Many of the strategies I wrote about in this blog are market-neutral strategies: long one instrument and short another one as a hedge. In many hedge funds, these are the only strategies that are allowed: investors imagine that only market-neutral hedge funds can deliver consistent returns in bull and bear markets alike, and the typically smaller drawdowns experienced by such funds allow them to obtain higher leverage from their prime brokerages. However, over the years I have become convinced that this bias in favor of market neutral strategies is misplaced in several ways.
First off, it is a bit silly to work hard to find a market-neutral strategy so that we can have a smaller drawdown so that we can increase its leverage to boost its return. After all these leveraging, the drawdown is often back to the same level as a long-only strategy! Why not just run a long-only strategy at a lower leverage, but that is often simpler in design and that incurs lower transaction costs (since there is only one-side of the trade to execute)?
Secondly, there is a misconception that long-only strategies will surely lose money in bear markets. This is probably true when you are holding overnight -- but long-only day-trading strategies are often profitable in both bull and bear markets.
Thirdly, there are strategies where only the long trades work. A simple example is a strategy that buys an index at its 10-day low, and exit when... well, there are multiple ways to exit and most of them work! If you try the mirror image of this strategy, i.e. short an index at its 10-day high, it works far less well. This simply reflects the positive mean return of the equity market, and why not take advantage of that?
Finally, related to the third point, sometimes the short hedge fails simply because the short instrument is actually quite different in nature than the long one, despite their superficial similarity. An example is provided by Mr. Sandy Fielden at Logical Information Machines. There is a usually profitable trade where you long a May gasoline futures contract and simultaneously short a May heating oil contract in the spring. The logic is that as the weather gets warmer, the driving season will begin which drives the price of gasoline futures up, and the demand for heating will decrease which drives the price of heating oil futures down. This hedged trade is supposed to eliminate general energy market risk. However, the weather is sometimes unpredictable, and in 2005, this trade went quite wrong primarily because the winter lasted longer.
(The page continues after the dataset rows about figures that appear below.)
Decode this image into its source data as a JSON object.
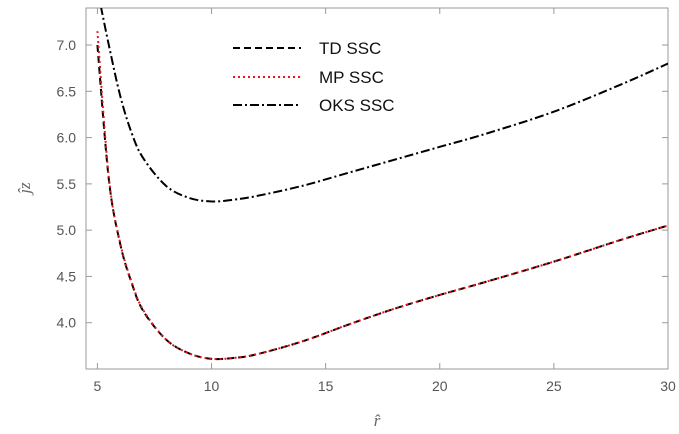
{
  "chart_data": {
    "type": "line",
    "title": "",
    "xlabel": "r̂",
    "ylabel": "ĵz",
    "xlim": [
      4.5,
      30
    ],
    "ylim": [
      3.5,
      7.4
    ],
    "xticks": [
      5,
      10,
      15,
      20,
      25,
      30
    ],
    "yticks": [
      4.0,
      4.5,
      5.0,
      5.5,
      6.0,
      6.5,
      7.0
    ],
    "xtick_labels": [
      "5",
      "10",
      "15",
      "20",
      "25",
      "30"
    ],
    "ytick_labels": [
      "4.0",
      "4.5",
      "5.0",
      "5.5",
      "6.0",
      "6.5",
      "7.0"
    ],
    "grid": false,
    "legend_position": "top-center",
    "x": [
      5,
      5.5,
      6,
      6.5,
      7,
      8,
      9,
      10,
      11,
      12,
      14,
      16,
      18,
      20,
      22,
      25,
      28,
      30
    ],
    "series": [
      {
        "name": "TD SSC",
        "color": "#000000",
        "dash": "dashed",
        "values": [
          7.0,
          5.55,
          4.85,
          4.43,
          4.13,
          3.82,
          3.67,
          3.61,
          3.62,
          3.66,
          3.8,
          3.98,
          4.15,
          4.3,
          4.44,
          4.66,
          4.9,
          5.05
        ]
      },
      {
        "name": "MP SSC",
        "color": "#e8141c",
        "dash": "dotted",
        "values": [
          7.15,
          5.57,
          4.86,
          4.44,
          4.14,
          3.82,
          3.67,
          3.61,
          3.62,
          3.66,
          3.8,
          3.98,
          4.15,
          4.3,
          4.44,
          4.66,
          4.9,
          5.05
        ]
      },
      {
        "name": "OKS SSC",
        "color": "#000000",
        "dash": "dash-dot",
        "values": [
          7.6,
          7.0,
          6.45,
          6.05,
          5.78,
          5.48,
          5.35,
          5.31,
          5.33,
          5.37,
          5.48,
          5.62,
          5.76,
          5.9,
          6.04,
          6.28,
          6.58,
          6.8
        ]
      }
    ]
  }
}
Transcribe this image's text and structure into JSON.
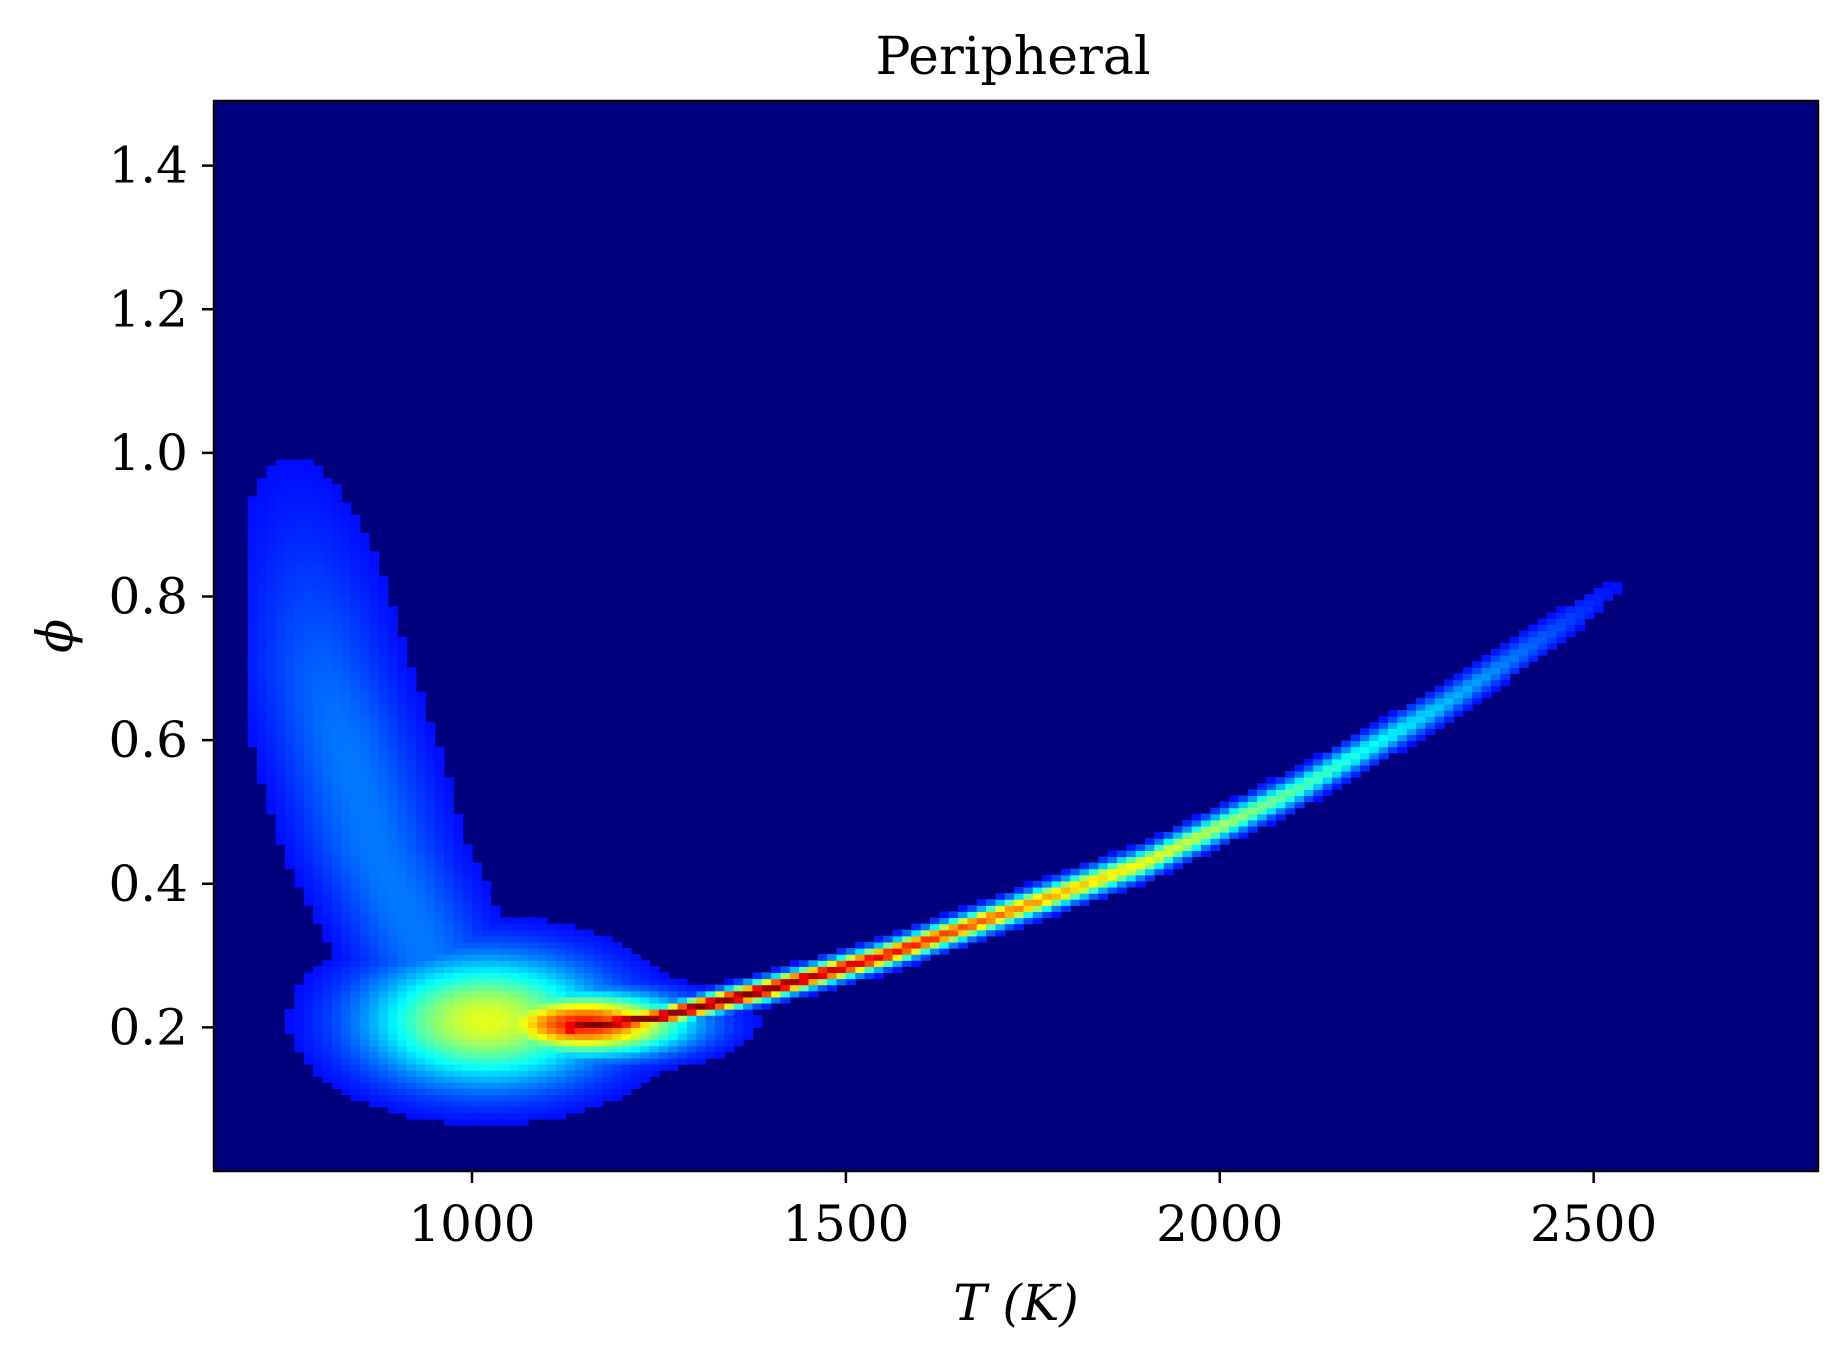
{
  "chart_data": {
    "type": "heatmap",
    "title": "Peripheral",
    "xlabel": "T (K)",
    "ylabel": "ϕ",
    "xlim": [
      655,
      2800
    ],
    "ylim": [
      0.0,
      1.49
    ],
    "xticks": [
      1000,
      1500,
      2000,
      2500
    ],
    "xtick_labels": [
      "1000",
      "1500",
      "2000",
      "2500"
    ],
    "yticks": [
      0.2,
      0.4,
      0.6,
      0.8,
      1.0,
      1.2,
      1.4
    ],
    "ytick_labels": [
      "0.2",
      "0.4",
      "0.6",
      "0.8",
      "1.0",
      "1.2",
      "1.4"
    ],
    "colormap": "jet",
    "grid": false,
    "legend": "none",
    "background_color": "#00007f",
    "features": [
      {
        "name": "ridge",
        "description_points": [
          {
            "x": 1130,
            "y": 0.2
          },
          {
            "x": 1250,
            "y": 0.215
          },
          {
            "x": 1400,
            "y": 0.255
          },
          {
            "x": 1550,
            "y": 0.3
          },
          {
            "x": 1700,
            "y": 0.355
          },
          {
            "x": 1900,
            "y": 0.43
          },
          {
            "x": 2100,
            "y": 0.53
          },
          {
            "x": 2300,
            "y": 0.65
          },
          {
            "x": 2500,
            "y": 0.79
          },
          {
            "x": 2600,
            "y": 0.87
          }
        ],
        "peak_intensity": 1.0
      },
      {
        "name": "hotspot",
        "center": {
          "x": 1150,
          "y": 0.205
        },
        "peak_intensity": 0.85
      },
      {
        "name": "diffuse-blob",
        "center": {
          "x": 1020,
          "y": 0.21
        },
        "peak_intensity": 0.55
      },
      {
        "name": "faint-tail",
        "description_points": [
          {
            "x": 760,
            "y": 1.0
          },
          {
            "x": 800,
            "y": 0.7
          },
          {
            "x": 870,
            "y": 0.45
          },
          {
            "x": 950,
            "y": 0.28
          }
        ],
        "peak_intensity": 0.15
      }
    ]
  }
}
On the other hand, if you only enter the long side of this trade, i.e. buy gasoline futures in the spring, it works like a charm every year in the past 10 years! (I have posted a detailed analysis of this long-only gasoline futures trade in my Premium Content area.)
Therefore, if you trade for yourself and not for some institutions with a mandate only for market-neutral strategies, there is no need to be bounded by the same rules that they have to play by.